Friday, April 30, 2010
Why aren't the teabaggers, so suspicious of government intrusion, outraged? Could it be that they have no actual principles?
In my local paper the other day -- so far north from the fray that our Latino gardeners, roofers, guys hanging at Home Depot in the morning, don't seem worried at all -- was a letter to the editor. "Excuse me" if I don't have sympathy for the Arizona illegals, he said, with me paraphrasing. A former legal immigrant himself, now a citizen, he'd dutifully carried his green card with him at all times, in those bygone days. So, he says, what's the big deal?
Hey, it's not a big deal for actual illegals, I guess. Illegal is illegal. But here's the thing, as I understand it: police are charged with stopping anyone about whom there might be a "reasonable" suspicion of their illegality. Based on shoes, evidently. Thus identified, and absent "papers," they can be taken to jail and, if found later to be on the up and up, the gathered up are still responsible for legal costs. So it's not about illegals after all. It's about legals. And citizens. And everyone with dark dermis and felonious footwear. You damn better have your papers.

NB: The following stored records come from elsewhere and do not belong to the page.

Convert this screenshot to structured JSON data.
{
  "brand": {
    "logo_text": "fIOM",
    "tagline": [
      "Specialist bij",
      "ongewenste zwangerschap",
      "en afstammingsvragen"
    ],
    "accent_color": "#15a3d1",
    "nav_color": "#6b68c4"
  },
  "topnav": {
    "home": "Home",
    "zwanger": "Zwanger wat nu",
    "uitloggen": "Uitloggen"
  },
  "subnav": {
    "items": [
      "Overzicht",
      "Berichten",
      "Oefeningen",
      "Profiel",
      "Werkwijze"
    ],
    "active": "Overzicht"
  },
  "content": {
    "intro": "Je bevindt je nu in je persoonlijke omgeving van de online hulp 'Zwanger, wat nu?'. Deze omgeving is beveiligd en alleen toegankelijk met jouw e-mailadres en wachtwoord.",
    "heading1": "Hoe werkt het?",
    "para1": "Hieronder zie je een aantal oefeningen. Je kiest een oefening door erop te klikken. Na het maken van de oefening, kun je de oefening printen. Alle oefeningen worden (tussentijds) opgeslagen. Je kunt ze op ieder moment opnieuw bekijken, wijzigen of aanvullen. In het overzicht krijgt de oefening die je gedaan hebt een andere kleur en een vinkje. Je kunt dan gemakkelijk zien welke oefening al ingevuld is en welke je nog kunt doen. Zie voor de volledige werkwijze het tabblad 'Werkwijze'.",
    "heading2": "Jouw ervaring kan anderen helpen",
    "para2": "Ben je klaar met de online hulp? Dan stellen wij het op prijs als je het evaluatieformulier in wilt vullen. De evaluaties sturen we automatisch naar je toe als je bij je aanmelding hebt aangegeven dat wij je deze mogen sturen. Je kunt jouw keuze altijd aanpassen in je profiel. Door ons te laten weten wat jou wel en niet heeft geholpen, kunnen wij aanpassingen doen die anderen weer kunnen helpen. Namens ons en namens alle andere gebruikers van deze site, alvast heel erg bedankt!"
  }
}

So what would you carry? Passport? Birth certificate? Everywhere? Would you? I wouldn't, and I'd be pissed if I thought I had to. So, you'd think, would the bag-dippers. Who's next, they like to ask. Okay, yeah: they're about concentration camps and stealing your kids and other made-up stuff, and this is real; but it shouldn't be that much of a leap... This is police state stuff, isn't it? The very thing over which they get out their crayons. I'm fine with controlling illegal immigration. But is this the way? Every time we get scared, must we give up more rights? And the thing is, most actual citizens would have a much harder time with "proof" than immigrants -- legals of whom will have papers, and illegals of whom might well have printed some nice ones up. So, who gets screwed?
[Having written the above, I read an opinion piece in the NYT that takes significant exception to much of the popular characterization of the law. Maybe it's just a no-nonsense piece of smart legislation. On the other hand, Arizona is not exactly known for its sanity; and even a Bush is unhappy with the law. In Forbes Magazine, hardly a liberal bastion, this article asks the same question I did above: where's the conservative outrage? Especially since the law makes Arizona like France.]